Iranians are ‘Leasing Bread’ While the Regime Spends Billions on Nefarious Activities

"leasing" bread
Bakeries all over Iran are allowing people to get their daily bread needs meeting while waiting for their monthly salary or pension to arrive.

“Poverty is on the rise in Tabriz’s outskirts” (a major city in northwest Iran). Alireza Monadi, a member of the regime’s Majlis (parliament), recently stated, “Some people are literally leasing bread.”While most people in the West “lease” their cars, other large purchases, or use their credit cards to buy food or other items, millions of Iranians are so poor that they cannot afford even a few loaves of bread.

It’s not the first time regime officials have mentioned people “leasing” bread. During a visit to a city last year, Majlis (Parliament) Speaker Mohammad Bagher Ghalibaf said he, too, had witnessed people purchasing bread on lease. However, the fact that regime officials and state media are bringing this up again indicates that the phenomenon is spreading throughout the country. “Lease bread is the new norm in many cities, including the capital,” state media acknowledges. On October 21, 2020, the Arman daily reported that bakeries are seen with large notebooks registering their long list of customers buying bread on lease.

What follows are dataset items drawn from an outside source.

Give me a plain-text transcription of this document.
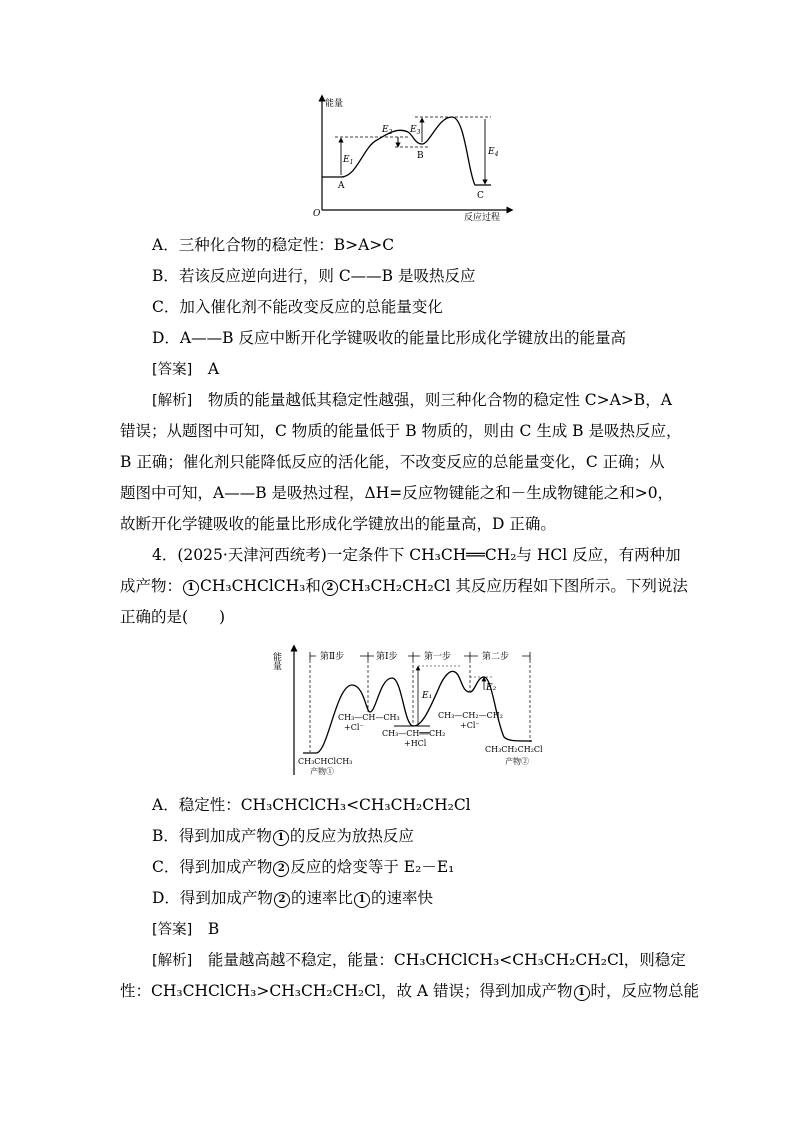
能量
反应过程
O
A
B
C
$E_1$
$E_2$ $E_3$
$E_4$
A．三种化合物的稳定性：B>A>C
B．若该反应逆向进行，则 C——B 是吸热反应
C．加入催化剂不能改变反应的总能量变化
D．A——B 反应中断开化学键吸收的能量比形成化学键放出的能量高
[答案]　 A
[解析]　 物质的能量越低其稳定性越强，则三种化合物的稳定性 C>A>B，A
错误；从题图中可知，C 物质的能量低于 B 物质的，则由 C 生成 B 是吸热反应，
B 正确；催化剂只能降低反应的活化能，不改变反应的总能量变化，C 正确；从
题图中可知，A——B 是吸热过程，ΔH=反应物键能之和－生成物键能之和>0，
故断开化学键吸收的能量比形成化学键放出的能量高，D 正确。
4．(2025·天津河西统考)一定条件下 CH₃CH══CH₂与 HCl 反应，有两种加
成产物： 1 CH₃CHClCH₃和 2 CH₃CH₂CH₂Cl 其反应历程如下图所示。下列说法
正确的是(　　)
能量	第Ⅱ步	第Ⅰ步	第一步	第二步
E₁
E₂
CH₃—CH—CH₃ +Cl⁻
CH₃—CH₂—CH₂ +Cl⁻
CH₃—CH══CH₂ +HCl
CH₃CHClCH₃ 产物①
CH₃CH₂CH₂Cl 产物②
A．稳定性：CH₃CHClCH₃<CH₃CH₂CH₂Cl
B．得到加成产物 1 的反应为放热反应
C．得到加成产物 2 反应的焓变等于 E₂－E₁
D．得到加成产物 2 的速率比 1 的速率快
[答案]　 B
[解析]　 能量越高越不稳定，能量：CH₃CHClCH₃<CH₃CH₂CH₂Cl，则稳定
性：CH₃CHClCH₃>CH₃CH₂CH₂Cl，故 A 错误；得到加成产物 1 时，反应物总能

It’s amazing to think that we’re in the twenty-first century and that people in large metropolis cities are still buying bread on credit. Particularly when we consider that Iran has the world’s second-largest natural gas reserves and fourth-largest crude oil reserves. Even more alarming is the fact that we already know that these admissions by regime officials and state media are just the tip of the iceberg.

 

 

According to reports from inside Iran, some people have not eaten meat in five years. Or a mother who is unable to feed her five children and is considering “selling one” in order to feed the other four, but is unsure which one to sell. While the thought is heart-breaking, an increasing number of families in Iran are selling their children.

Theft is on the rise in Iran as well. According to a piece published on March 12 by the state-run Hamdeli daily, 50 percent of small theft cases are “first-timers,” including stealing shoes from front doors, clothes hanging on a line to dry, and even sewer lids from the streets. Since the last famine in Iran in 1917, which lasted about two years, such a disastrous situation has never occurred in the last 100 years. It is not an exaggeration to say that the mullahs’ regime in Iran is imposing a new type of famine on the Iranian people.

Again, we’re talking about a country with eight times the global average in terms of natural resources. It’s worth remembering that Iran’s oil revenues have recently surpassed $1 trillion.

The Iranian people, on the other hand, have received nothing but utter poverty, misery, and devastation as a result of this massive God-given wealth. The regime’s current oil minister admits that the country’s oil revenues have increased by around 250 percent over the previous year.

On April 9, the state-owned Hamdeli newspaper posed an intriguing question: “Why are prices continuing to rise despite rising oil revenues?” During his Nowruz speech, the regime’s Supreme Leader Ali Khamenei responded to this question, emphasizing that such revenue should not be used for people’s “comfort and recreation.”

 

 

Indeed, such funds should be directed toward “strengthening the foundations,” which means funding the regime’s massive domestic crackdown machine, nuclear weapons program, ballistic missile program, and regional terrorism.

Despite this ominous situation, regime officials understand better than anyone that such conditions cannot continue, and that skyrocketing prices will almost certainly lead to an increasingly restive and enraged society that could explode at any time.